Cuarto sucio, ubicación peligrosa
Ni un estilo esencializado ni una concentración estilística, los aforismos que Kafka legó al mundo constituyen, como bien señala el prólogo de esta edición a cargo de Yaki Setton, un acercamiento a la poesía. Porque en las ciento nueve piezas que componen su bloque visual-sonoro late algo más que un diagrama de lo kafkiano: se abre otra rendija en la reja de la existencia. Disímiles a la obra narrativa y a los diarios —en tanto y en cuanto lo que el lector encuentra en ellos no resulta representativo de nada en particular ni implica la condensación de ninguna instancia previa o volumen de otro nivel de desarrollo—, estos fragmentos se bastan a sí mismos, y en todo caso, cuando se los relaciona con el resto de la obra, admiten ser considerados como una línea de fuga filosófica-religiosa o, con mayor certeza tal vez, una luz bajo la cual todo el corpus puede ser retomado.
La tentación de estudiarlos como fuente o como esbozo de ideas a desplegar en textos narrativos es grande. También la de quedarse con la sensación de que su brevedad refleja el residuo del fuego de lo fantástico, transformado en amarga ceniza sabia, embebida por la cábala, el misticismo y la continua corriente de pensamiento que absorbe y reabsorbe la tradición judía.
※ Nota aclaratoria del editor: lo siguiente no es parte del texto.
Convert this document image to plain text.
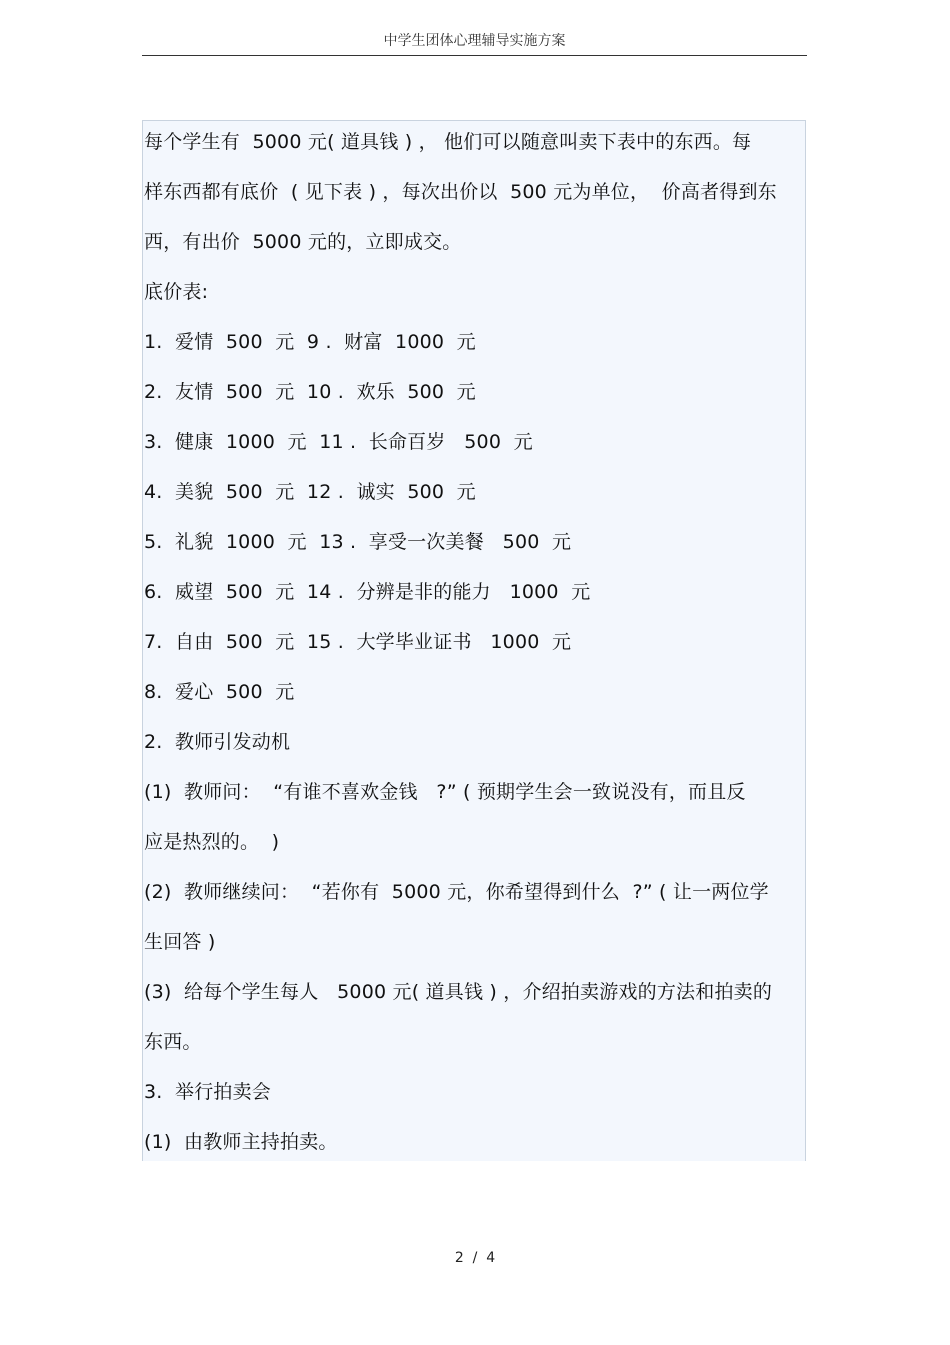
中学生团体心理辅导实施方案
每个学生有  5000 元( 道具钱 ) ， 他们可以随意叫卖下表中的东西。每
样东西都有底价  ( 见下表 ) ，每次出价以  500 元为单位，  价高者得到东
西，有出价  5000 元的，立即成交。
底价表:
1.  爱情  500  元  9 .  财富  1000  元
2.  友情  500  元  10 .  欢乐  500  元
3.  健康  1000  元  11 .  长命百岁   500  元
4.  美貌  500  元  12 .  诚实  500  元
5.  礼貌  1000  元  13 .  享受一次美餐   500  元
6.  威望  500  元  14 .  分辨是非的能力   1000  元
7.  自由  500  元  15 .  大学毕业证书   1000  元
8.  爱心  500  元
2.  教师引发动机
(1)  教师问：  “有谁不喜欢金钱   ?” ( 预期学生会一致说没有，而且反
应是热烈的。  )
(2)  教师继续问：  “若你有  5000 元，你希望得到什么  ?” ( 让一两位学
生回答 )
(3)  给每个学生每人   5000 元( 道具钱 ) ，介绍拍卖游戏的方法和拍卖的
东西。
3.  举行拍卖会
(1)  由教师主持拍卖。
2  /  4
Sin embargo, basta leer el primer aforismo para entender que el libro no requiere de ningún trasfondo ni de ningún punto de llegada, propio o ajeno. “El verdadero camino va por una cuerda que no está tendida en la altura, sino apenas por encima del suelo. Parece más destinada a hacer tropezar que a ser recorrida”, escribe Kafka y se desentiende de las referencias para ingresar en un escenario desnudo en el que sólo emerge lo enunciado. Lo dicho, mientras es dicho, traza sus personajes, sus dimensiones, sus postulados de manera tal que quien se prende de las relaciones entre ellos los contempla interactuar en el vacío. La cuerda es nada más que una cuerda; el suelo, nada más que el suelo; el tropiezo, el de un cuerpo (tal vez el nuestro mientras leemos) y su potencial caída.
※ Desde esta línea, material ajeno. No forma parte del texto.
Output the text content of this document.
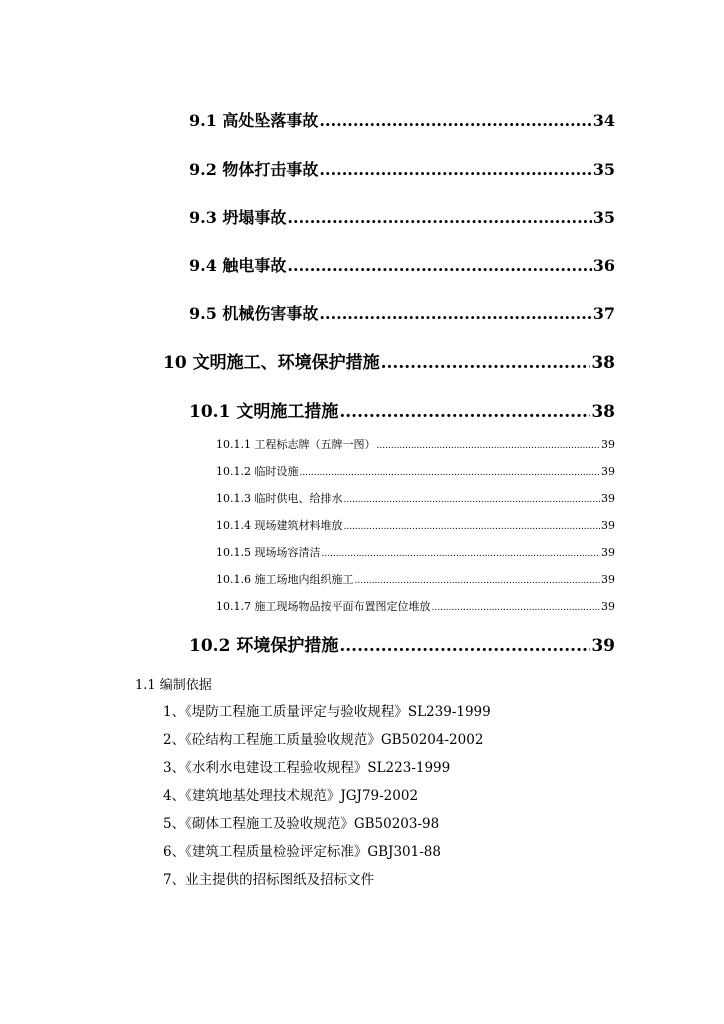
9.1 高处坠落事故 .....	34
9.2 物体打击事故 .....	35
9.3 坍塌事故 .....	35
9.4 触电事故 .....	36
9.5 机械伤害事故 .....	37
10 文明施工、环境保护措施 .....	38
10.1 文明施工措施 .....	38
10.1.1 工程标志牌（五牌一图） .....	39
10.1.2 临时设施 .....	39
10.1.3 临时供电、给排水 .....	39
10.1.4 现场建筑材料堆放 .....	39
10.1.5 现场场容清洁 .....	39
10.1.6 施工场地内组织施工 .....	39
10.1.7 施工现场物品按平面布置图定位堆放 .....	39
10.2 环境保护措施 .....	39
1.1 编制依据
1、《堤防工程施工质量评定与验收规程》SL239-1999
2、《砼结构工程施工质量验收规范》GB50204-2002
3、《水利水电建设工程验收规程》SL223-1999
4、《建筑地基处理技术规范》JGJ79-2002
5、《砌体工程施工及验收规范》GB50203-98
6、《建筑工程质量检验评定标准》GBJ301-88
7、业主提供的招标图纸及招标文件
Kafka se aproxima a la poesía al desprenderse de los efectos de la peripecia. Si hay acción en los aforismos, esta se da para alcanzar una imagen mayor y olvida cualquier tendencia a obtener sentido por la vía del encadenamiento de los hechos. El lenguaje pasa a ocupar entonces el papel primordial (acaso el único), irguiéndose como un fruto verbal compuesto de figuras en perpetuo devenir. Así se lanzan frases como “el instante crucial del desarrollo humano es perpetuo”, o “la expulsión del paraíso es, en su mayor medida, eterna”, o “si se quiere ir la Tierra, lo frena el collar del cielo, si quiere ir al cielo, el de la Tierra”, o “lo que llamamos mal es sólo una necesidad de un instante de nuestro desarrollo eterno”. Si el poema es el estado de incandescencia autónoma del lenguaje, estas piezas de relojería —cuyo ensamble responde a una fría maquinaria expresiva— alcanzan una y otra vez esa estasis luminosa y cegadora, algo que captan en su modo compositivo las tintas de Eduardo Stupía que se incluyen en la edición: un cruce de figuración/desfiguración permanente, que funde el alfabeto hebreo, los famosos dibujos y caligrafía kafkianos, y el desorden intelectivo que provoca la dinámica de lo divino y lo humano concebida en los aforismos.
La ventaja que nos regala una traducción rioplatense es la de apropiarnos, en nuestro aquí y ahora más íntimos, de la visión devota y a la par cáustica de una de las grandes sensibilidades del siglo XX. “No es necesario que salgas de tu casa. Quedate sentado a la mesa y escuchá con atención. Ni siquiera escuches. Sólo esperá. Ni siquiera esperes, quedate en total silencio y soledad. El mundo se te va a ofrecer para que lo develes, no puede evitarlo, en éxtasis se va a retorcer frente a vos”, señala el último aforismo. Mientras lo oímos, nuestra mesa ocupa el lugar de aquella que hubiera en Praga (cuando sonaba ante nosotros el quédate o el se te ofrecerá o se retorcerá de las viejas ediciones) y con ella el mundo evocado se encarna en las paredes que nos rodean, borrando por completo las distancias, las remisiones, el lastre de las circunstancias y cualquier marco atado a otro siglo, a otro continente. Se hace presente entonces la llama vítrea que nos cura de la representación.
Franz Kafka, Las segundas intenciones, traducción de Martina Fernández Polcuch, prólogo de Yaki Setton, tintas de Eduardo Stupía, Bajo la Luna, 2024, 144 págs.